Previously, the last big flare was observed in 2012. According to science.com, Doug Biesecker, Solar physicist at NOAA space weather prediction centre, said, “Solar cycle 25 will reach a peak sunspot number of 115 in July of 2025,” noting that a particularly active solar cycle usually sees a peak sunspot number over 200.
He believes the new cycle will be calmer than the previous one. The solar cycle is an important field of study because it helps understand space weather better. Studying and understanding events like eruptions, solar flares and coronal mass ejections in the space can actually affect us. Power grids, satellites, GPS, airlines, rockets and space exploration are all affected by solar flares.
Even though the official beginning was in 2019, due to the Sun’s being so variable, the prediction panel announced the predictions for the cycle on Tuesday. According to the prediction, Solar Cycle 25 will be much like the one that lasted these past 11 years. The Solar maximum, which is described as peak activity, will likely occur in July 2025. These ‘peak’ eruptions or flare can disrupt communication activities on Earth.

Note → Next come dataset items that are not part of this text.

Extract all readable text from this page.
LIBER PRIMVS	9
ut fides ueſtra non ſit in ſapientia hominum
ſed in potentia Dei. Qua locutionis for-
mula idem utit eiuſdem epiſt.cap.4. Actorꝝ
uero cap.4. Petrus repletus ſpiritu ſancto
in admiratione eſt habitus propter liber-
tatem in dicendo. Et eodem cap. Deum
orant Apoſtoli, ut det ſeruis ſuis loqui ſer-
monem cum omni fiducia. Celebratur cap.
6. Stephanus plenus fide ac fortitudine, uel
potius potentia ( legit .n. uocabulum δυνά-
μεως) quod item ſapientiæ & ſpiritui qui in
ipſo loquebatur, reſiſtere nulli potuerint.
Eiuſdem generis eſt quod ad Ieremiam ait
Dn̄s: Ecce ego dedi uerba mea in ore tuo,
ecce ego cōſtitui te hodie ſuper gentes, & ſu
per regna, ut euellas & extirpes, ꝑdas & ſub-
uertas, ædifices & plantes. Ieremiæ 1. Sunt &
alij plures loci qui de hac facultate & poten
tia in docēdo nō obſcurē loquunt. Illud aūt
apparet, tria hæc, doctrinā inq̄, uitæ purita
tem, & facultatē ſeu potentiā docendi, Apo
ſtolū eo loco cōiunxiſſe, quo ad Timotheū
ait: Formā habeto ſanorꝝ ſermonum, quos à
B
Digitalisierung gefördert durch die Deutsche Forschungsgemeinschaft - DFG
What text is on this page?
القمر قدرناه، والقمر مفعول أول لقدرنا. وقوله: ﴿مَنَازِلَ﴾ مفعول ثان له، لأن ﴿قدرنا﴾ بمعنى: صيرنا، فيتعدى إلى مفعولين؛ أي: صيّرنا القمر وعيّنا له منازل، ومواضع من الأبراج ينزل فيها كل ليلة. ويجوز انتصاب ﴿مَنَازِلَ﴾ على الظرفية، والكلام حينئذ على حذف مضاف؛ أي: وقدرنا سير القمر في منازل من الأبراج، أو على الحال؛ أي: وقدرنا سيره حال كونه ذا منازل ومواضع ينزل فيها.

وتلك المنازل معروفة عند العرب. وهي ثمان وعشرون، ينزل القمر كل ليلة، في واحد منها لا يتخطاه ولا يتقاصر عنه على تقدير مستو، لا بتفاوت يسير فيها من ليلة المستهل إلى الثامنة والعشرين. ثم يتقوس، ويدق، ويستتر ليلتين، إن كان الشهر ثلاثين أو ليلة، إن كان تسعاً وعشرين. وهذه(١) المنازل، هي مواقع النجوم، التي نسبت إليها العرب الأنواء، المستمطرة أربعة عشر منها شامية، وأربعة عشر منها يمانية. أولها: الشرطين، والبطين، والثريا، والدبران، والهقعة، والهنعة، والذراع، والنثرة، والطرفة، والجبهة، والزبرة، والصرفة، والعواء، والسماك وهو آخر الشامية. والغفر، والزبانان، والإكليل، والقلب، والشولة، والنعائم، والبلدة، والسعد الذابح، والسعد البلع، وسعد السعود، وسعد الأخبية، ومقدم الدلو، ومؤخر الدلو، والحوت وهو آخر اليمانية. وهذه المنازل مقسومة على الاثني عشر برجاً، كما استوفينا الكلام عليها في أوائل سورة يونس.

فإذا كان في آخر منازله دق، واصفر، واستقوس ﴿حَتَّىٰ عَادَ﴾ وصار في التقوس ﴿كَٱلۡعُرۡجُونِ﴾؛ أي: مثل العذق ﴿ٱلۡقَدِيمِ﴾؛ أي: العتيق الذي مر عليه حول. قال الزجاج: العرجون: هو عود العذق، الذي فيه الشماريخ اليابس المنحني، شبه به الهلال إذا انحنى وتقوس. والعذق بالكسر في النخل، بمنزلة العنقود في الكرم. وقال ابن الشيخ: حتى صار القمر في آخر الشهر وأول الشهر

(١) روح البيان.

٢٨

However, despite being predicted as generally ‘calm’, Solar Cycle 25 should not be considered as completely harmless. According to Biesecker, the Sun’s activities have a great impact on us. The last major storm in 2012 missed colliding with Earth very closely. He also compared the flares season to storm season. He says even if all storms don’t touch the land, those that do can have devastating effects.
As mentioned earlier, a lot of human activities can get affected by solar flares. Therefore scientists, like Biesecker’s teams, have an important task of tracking and predicting any future interruptions.
During this Solar Cycle, the sun will transform from calm to intense to active seasons. Therefore, there won’t be uniform flares throughout the 11-year period.